Campbell reports reading Comey's laptop notes on "a meeting that would spell the beginning of the end of his career, and one that would mark the start of a veritable hurricane—a torrent of attacks on the rule of law that would risk threatening the viability of our national institutions of justice." How little he knew. My surmise is that Trump already knew what the meeting with Comey would bring up, as he clearly knew the workings within the deep state that would generate the false assessments of Russian interference in the election.Let's keep in mind that within days of the election, National Security Agency Director Mike Rogers met with Trump to inform him that Trump Tower wasn't secure, and as a consequence, Trump moved his transition headquarters to his Bedminster, NJ golf club. He seems to have had well-placed informants within the deep state from the start, but the specific reason or reasons he fired Comey as FBI Director have never been made clear. They may eventually surface now.
Cats can eventually lose all nine of their lives, and it looks like the deep state is running out of the six ways from Sunday it had to get back at Trump. Matt Taibbi said, "All week, Washington buzzed with rumors about imminent document releases," but he meant the releases of the Russiagate documents Tulsi Gabbard declassified, when the real rumors that buzzed all week were about the upcoming Wall Street Journal story that turned out just to cover pube doodles. If anything, this was a sign that the deep state had used up all six ways from Sunday.

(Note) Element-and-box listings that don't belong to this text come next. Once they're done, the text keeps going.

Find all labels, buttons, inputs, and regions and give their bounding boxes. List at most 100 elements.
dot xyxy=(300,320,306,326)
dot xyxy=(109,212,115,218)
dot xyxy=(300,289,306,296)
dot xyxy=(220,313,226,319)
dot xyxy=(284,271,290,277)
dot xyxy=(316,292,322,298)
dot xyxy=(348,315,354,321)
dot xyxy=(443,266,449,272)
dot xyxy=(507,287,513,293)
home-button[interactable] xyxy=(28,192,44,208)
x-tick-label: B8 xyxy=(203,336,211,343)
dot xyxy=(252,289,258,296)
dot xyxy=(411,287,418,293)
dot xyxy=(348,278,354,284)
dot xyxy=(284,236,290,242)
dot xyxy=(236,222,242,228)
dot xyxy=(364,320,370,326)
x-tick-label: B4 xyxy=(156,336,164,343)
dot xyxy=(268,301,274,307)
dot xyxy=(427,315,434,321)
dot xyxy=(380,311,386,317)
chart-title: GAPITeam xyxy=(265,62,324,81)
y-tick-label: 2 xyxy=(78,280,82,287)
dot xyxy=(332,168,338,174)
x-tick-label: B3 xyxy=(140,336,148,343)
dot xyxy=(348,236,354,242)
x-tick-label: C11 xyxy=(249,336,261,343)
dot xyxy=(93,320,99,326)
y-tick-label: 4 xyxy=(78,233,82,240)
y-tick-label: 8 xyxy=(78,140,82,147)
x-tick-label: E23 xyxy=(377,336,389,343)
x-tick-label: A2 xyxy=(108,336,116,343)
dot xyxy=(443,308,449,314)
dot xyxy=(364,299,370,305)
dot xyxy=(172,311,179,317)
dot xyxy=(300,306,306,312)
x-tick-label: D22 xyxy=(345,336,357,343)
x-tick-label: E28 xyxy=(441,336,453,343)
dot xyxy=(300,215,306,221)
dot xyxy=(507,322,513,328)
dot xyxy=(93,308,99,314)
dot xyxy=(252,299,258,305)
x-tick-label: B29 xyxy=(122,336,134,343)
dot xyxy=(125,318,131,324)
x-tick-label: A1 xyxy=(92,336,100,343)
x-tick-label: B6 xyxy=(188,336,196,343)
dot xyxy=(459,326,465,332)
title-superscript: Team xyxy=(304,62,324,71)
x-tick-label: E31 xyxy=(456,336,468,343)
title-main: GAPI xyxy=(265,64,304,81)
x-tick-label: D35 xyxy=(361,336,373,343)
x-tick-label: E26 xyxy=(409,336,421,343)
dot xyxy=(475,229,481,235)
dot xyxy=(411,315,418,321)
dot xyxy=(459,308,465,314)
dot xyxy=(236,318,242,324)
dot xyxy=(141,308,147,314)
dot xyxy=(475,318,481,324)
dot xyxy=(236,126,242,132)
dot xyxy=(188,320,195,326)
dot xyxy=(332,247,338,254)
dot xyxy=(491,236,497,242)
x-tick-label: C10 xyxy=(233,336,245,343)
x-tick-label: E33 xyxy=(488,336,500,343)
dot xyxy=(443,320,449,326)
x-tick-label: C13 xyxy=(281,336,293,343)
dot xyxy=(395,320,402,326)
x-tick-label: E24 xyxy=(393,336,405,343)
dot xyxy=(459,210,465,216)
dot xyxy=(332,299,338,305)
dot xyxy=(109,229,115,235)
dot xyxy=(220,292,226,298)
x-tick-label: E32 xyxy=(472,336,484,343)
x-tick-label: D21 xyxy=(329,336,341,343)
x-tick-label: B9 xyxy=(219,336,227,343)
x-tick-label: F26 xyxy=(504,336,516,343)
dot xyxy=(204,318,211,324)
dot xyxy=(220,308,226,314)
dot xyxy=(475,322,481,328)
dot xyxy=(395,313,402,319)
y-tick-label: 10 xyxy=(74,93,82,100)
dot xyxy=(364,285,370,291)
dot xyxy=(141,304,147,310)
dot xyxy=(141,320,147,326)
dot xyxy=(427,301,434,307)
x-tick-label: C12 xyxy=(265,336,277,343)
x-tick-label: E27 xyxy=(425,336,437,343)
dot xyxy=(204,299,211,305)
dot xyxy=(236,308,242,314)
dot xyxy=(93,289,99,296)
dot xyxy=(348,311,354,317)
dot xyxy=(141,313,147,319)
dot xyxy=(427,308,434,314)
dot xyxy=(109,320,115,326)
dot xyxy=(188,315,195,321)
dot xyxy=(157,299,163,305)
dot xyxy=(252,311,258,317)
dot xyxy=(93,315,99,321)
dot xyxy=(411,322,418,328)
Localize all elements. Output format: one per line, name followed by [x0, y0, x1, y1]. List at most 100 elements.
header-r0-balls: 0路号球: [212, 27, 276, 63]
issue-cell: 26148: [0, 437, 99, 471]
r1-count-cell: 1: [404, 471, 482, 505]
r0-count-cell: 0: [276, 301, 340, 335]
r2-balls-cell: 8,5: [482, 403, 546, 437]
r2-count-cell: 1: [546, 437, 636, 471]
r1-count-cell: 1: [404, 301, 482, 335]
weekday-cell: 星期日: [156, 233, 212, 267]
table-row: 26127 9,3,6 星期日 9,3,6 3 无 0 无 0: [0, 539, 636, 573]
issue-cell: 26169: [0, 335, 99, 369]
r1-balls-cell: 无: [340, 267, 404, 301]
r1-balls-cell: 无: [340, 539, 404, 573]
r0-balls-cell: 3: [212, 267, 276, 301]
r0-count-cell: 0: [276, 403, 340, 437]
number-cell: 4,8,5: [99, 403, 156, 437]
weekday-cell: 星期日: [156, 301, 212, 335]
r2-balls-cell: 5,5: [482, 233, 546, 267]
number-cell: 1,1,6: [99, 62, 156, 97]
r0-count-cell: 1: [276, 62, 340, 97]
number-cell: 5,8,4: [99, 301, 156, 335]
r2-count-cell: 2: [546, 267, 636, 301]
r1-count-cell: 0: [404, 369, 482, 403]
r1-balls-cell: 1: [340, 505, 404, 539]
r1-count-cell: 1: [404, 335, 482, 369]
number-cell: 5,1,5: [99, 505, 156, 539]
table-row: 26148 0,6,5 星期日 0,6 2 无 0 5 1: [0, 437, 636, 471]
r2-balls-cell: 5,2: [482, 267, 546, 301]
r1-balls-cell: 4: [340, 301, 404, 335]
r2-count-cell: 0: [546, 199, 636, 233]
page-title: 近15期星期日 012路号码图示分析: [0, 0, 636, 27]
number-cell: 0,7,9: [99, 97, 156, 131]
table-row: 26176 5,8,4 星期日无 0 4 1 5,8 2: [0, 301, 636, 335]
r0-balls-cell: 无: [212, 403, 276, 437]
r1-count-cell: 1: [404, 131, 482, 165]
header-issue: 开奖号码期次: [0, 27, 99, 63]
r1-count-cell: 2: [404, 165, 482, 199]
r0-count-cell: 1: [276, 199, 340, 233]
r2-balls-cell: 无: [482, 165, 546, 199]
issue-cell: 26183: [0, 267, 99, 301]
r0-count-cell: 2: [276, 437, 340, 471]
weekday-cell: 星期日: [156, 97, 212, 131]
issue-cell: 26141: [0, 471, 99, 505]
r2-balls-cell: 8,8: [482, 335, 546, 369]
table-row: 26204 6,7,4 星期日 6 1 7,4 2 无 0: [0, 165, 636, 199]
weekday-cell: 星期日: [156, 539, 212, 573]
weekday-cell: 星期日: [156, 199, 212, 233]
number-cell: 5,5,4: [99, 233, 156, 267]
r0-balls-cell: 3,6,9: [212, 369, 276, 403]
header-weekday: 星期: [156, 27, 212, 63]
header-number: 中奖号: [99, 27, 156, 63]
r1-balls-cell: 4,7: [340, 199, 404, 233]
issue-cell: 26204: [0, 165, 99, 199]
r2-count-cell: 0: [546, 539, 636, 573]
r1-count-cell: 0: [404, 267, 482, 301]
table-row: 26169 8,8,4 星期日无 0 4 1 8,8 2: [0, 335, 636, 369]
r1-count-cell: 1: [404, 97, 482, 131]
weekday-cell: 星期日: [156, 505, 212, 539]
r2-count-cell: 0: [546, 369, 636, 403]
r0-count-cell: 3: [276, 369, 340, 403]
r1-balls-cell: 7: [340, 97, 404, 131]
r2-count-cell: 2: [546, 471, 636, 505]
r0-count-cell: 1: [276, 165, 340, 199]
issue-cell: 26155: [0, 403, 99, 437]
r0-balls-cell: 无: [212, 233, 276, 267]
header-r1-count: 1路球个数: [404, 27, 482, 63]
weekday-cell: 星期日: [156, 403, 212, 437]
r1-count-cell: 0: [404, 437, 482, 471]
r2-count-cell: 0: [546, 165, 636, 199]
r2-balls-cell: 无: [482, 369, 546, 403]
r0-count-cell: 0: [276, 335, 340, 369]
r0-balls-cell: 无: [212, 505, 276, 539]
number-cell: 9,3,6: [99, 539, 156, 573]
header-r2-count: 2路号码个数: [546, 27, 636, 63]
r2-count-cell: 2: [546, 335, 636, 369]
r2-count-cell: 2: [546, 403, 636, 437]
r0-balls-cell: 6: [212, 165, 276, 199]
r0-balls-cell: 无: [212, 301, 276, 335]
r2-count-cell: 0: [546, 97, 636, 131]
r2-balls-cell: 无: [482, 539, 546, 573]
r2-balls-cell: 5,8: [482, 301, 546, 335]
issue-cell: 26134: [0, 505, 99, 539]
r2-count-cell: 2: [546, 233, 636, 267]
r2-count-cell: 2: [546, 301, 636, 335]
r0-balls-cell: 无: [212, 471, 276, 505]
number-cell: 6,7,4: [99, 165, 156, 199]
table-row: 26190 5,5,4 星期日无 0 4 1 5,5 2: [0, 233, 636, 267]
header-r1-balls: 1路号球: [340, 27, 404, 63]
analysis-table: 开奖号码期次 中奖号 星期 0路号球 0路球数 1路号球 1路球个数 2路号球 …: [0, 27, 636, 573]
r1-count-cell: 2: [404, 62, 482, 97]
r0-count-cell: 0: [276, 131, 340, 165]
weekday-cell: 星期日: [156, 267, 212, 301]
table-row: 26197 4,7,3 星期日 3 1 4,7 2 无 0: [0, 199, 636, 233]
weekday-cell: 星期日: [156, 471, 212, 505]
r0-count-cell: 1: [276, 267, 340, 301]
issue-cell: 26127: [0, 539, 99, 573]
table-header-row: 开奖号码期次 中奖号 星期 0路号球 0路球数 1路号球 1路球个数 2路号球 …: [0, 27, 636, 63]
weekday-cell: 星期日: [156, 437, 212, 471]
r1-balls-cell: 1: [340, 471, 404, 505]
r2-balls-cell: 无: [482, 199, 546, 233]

One thing we're learning is that the grapevine is always a few days ahead of what's happening. Just before DNI Gabbard released the declassified documents and the report,
Sen. Mark Warner (D-Va.), vice chair of the Senate Intelligence Committee, on Friday bashed Director of National Intelligence Tulsi Gabbard.
“Tulsi Gabbard is not competent to be the director of national intelligence,” he told moderator Peter Baker at the Aspen Security Forum in Colorado. “I believe she is trying to politicize the workforce and work product, and that makes America less safe.”
But also in the days leading up to Gabbard's action, the Justice Department fired, of all people, James Comey's daughter Maurene.
Ms. Comey was told of her firing Wednesday in a letter from a Justice Department official in Washington who cited Article II of the Constitution, which broadly describes the powers of the president, according to two people with knowledge of the matter. She said in her email that the letter did not give a reason for her termination.
Nor do we know the specific reason for James Comey's own termination in 2017, but the history we're beginning to revisit suggests Trump was then, and is now, much better informed than we give him credit for. I suspect that Comey's daughter was in fact a means of communication that continued between Comey and the deep state, it's now been eliminated, and the timing is no coincidence. And as I've said, there's good reason to think she was the source of the pube doodles letter, too. It's one more indication they've used up their six ways from Sunday.